Which linear inequality is represented by the graph y 1/3x-4 – Which linear inequality is represented by the graph y = 1/3x – 4? This intriguing question lies at the heart of our exploration, as we delve into the captivating realm of linear inequalities. Our journey begins with a thorough examination of the fundamental concepts, unraveling the intricacies of graphing and understanding the practical applications that bring these mathematical tools to life.
Linear inequalities, a cornerstone of mathematics, provide a powerful framework for modeling real-world scenarios. They allow us to represent relationships between variables that are bounded by specific conditions, opening up a vast array of possibilities for problem-solving and analysis.
Linear Inequality Representation
Linear inequalities are mathematical statements that compare two linear expressions using the inequality symbols ( <, ≤, >, ≥). They represent the set of points that satisfy the inequality.
Examples of linear inequalities include:
- y > 2x- 3
- x + y ≤ 5
- 3x – 2y< 10
The equation of a line can be rewritten as a linear inequality by replacing the equals sign (=) with an inequality symbol ( <, ≤, >, ≥).
Graph Analysis
To graph a linear inequality, first plot the corresponding line.

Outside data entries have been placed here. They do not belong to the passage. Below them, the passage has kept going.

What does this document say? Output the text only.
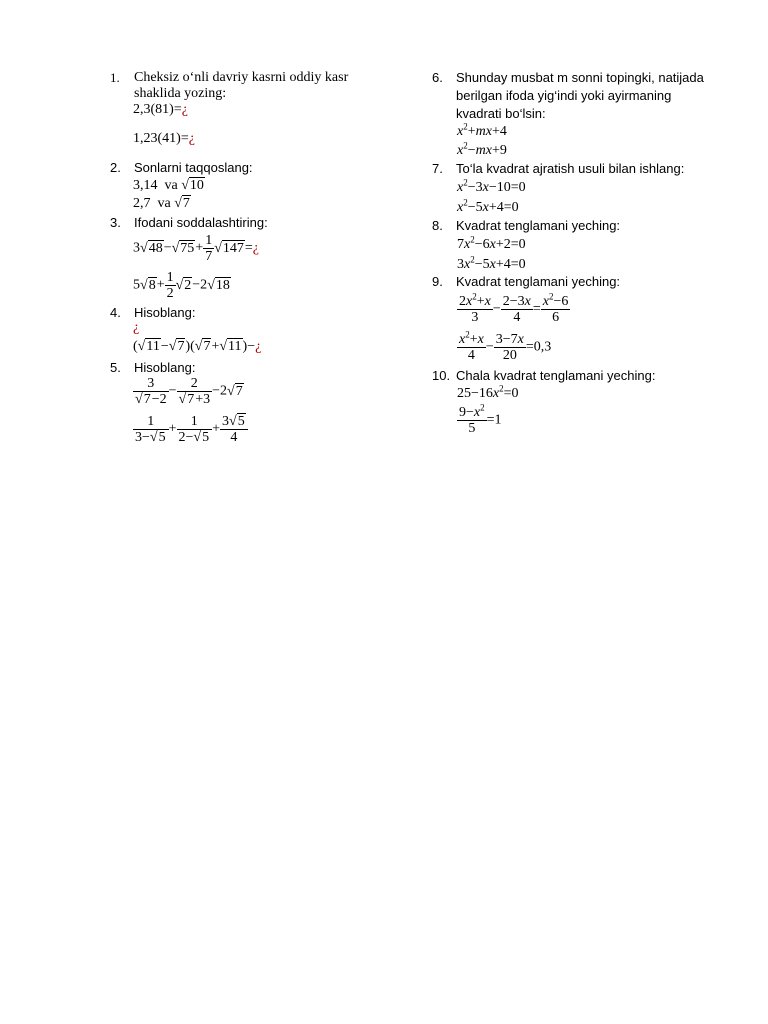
1. Cheksiz o‘nli davriy kasrni oddiy kasr
shaklida yozing:
2,3(81)=¿
1,23(41)=¿
2. Sonlarni taqqoslang:
3,14 va √10
2,7 va √7
3. Ifodani soddalashtiring:
$3√48-√75+ \frac{1}{7}$ √147=¿
$5√8+ \frac{1}{2} √2-2√18$
4. Hisoblang:
¿
(√11−√7)(√7+√11)−¿
5. Hisoblang:
$\frac{3}{√7-2} - \frac{2}{√7+3} -2√7$
$\frac{1}{3-√5} + \frac{1}{2-√5} + \frac{3√5}{4}$
6. Shunday musbat m sonni topingki, natijada
berilgan ifoda yig‘indi yoki ayirmaning
kvadrati bo‘lsin:
$x^2+mx+4$
$x^2-mx+9$
7. To‘la kvadrat ajratish usuli bilan ishlang:
$x^2-3x-10=0$
$x^2-5x+4=0$
8. Kvadrat tenglamani yeching:
$7x^2-6x+2=0$
$3x^2-5x+4=0$
9. Kvadrat tenglamani yeching:
$\frac{2x^2+x}{3} - \frac{2-3x}{4} = \frac{x^2-6}{6}$
$\frac{x^2+x}{4} - \frac{3-7x}{20} =0,3$
10. Chala kvadrat tenglamani yeching:
$25-16x^2=0$
$\frac{9-x^2}{5} =1$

The line divides the coordinate plane into two half-planes.
The slope and y-intercept of the line determine which half-plane satisfies the inequality:
- If the slope is positive, the half-plane above the line satisfies the inequality.
- If the slope is negative, the half-plane below the line satisfies the inequality.
- If the y-intercept is positive, the inequality is true for all values of x.
- If the y-intercept is negative, the inequality is false for all values of x.
Examples:
- y > 2x – 3 (positive slope, positive y-intercept): shade above the line
- x + y ≤ 5 (negative slope, positive y-intercept): shade below the line
- 3x – 2y< 10 (positive slope, negative y-intercept): shade below the line
Specific Inequality, Which linear inequality is represented by the graph y 1/3x-4
The given linear inequality is y ≤ 1/3x – 4.
To graph this inequality:
- Plot the line y = 1/3x
4 (positive slope, negative y-intercept).
- Shade the half-plane below the line (negative slope).
Table of Values
The following table shows some points that lie on the line y = 1/3x – 4:
| x | y | y ≤ 1/3x
|
|---|---|---|
| 0 | -4 | True |
| 3 | -3 | True |
| 6 | -2 | True |
| 9 | -1 | True |
The table shows that all points on the line satisfy the inequality y ≤ 1/3x – 4.
Real-World Applications
Linear inequalities are used in various real-world scenarios:
- Economics:Modeling supply and demand, optimizing production costs
- Physics:Describing motion, calculating distances, analyzing forces
- Engineering:Designing structures, optimizing performance, analyzing safety
Understanding linear inequalities is essential for solving problems and making informed decisions in these fields.
Answers to Common Questions: Which Linear Inequality Is Represented By The Graph Y 1/3x-4
What is the slope of the line y = 1/3x- 4?
The slope of the line y = 1/3x – 4 is 1/3.
What is the y-intercept of the line y = 1/3x- 4?
The y-intercept of the line y = 1/3x – 4 is -4.
What is the inequality that corresponds to the graph y = 1/3x- 4?
The inequality that corresponds to the graph y = 1/3x – 4 is y ≤ 1/3x – 4.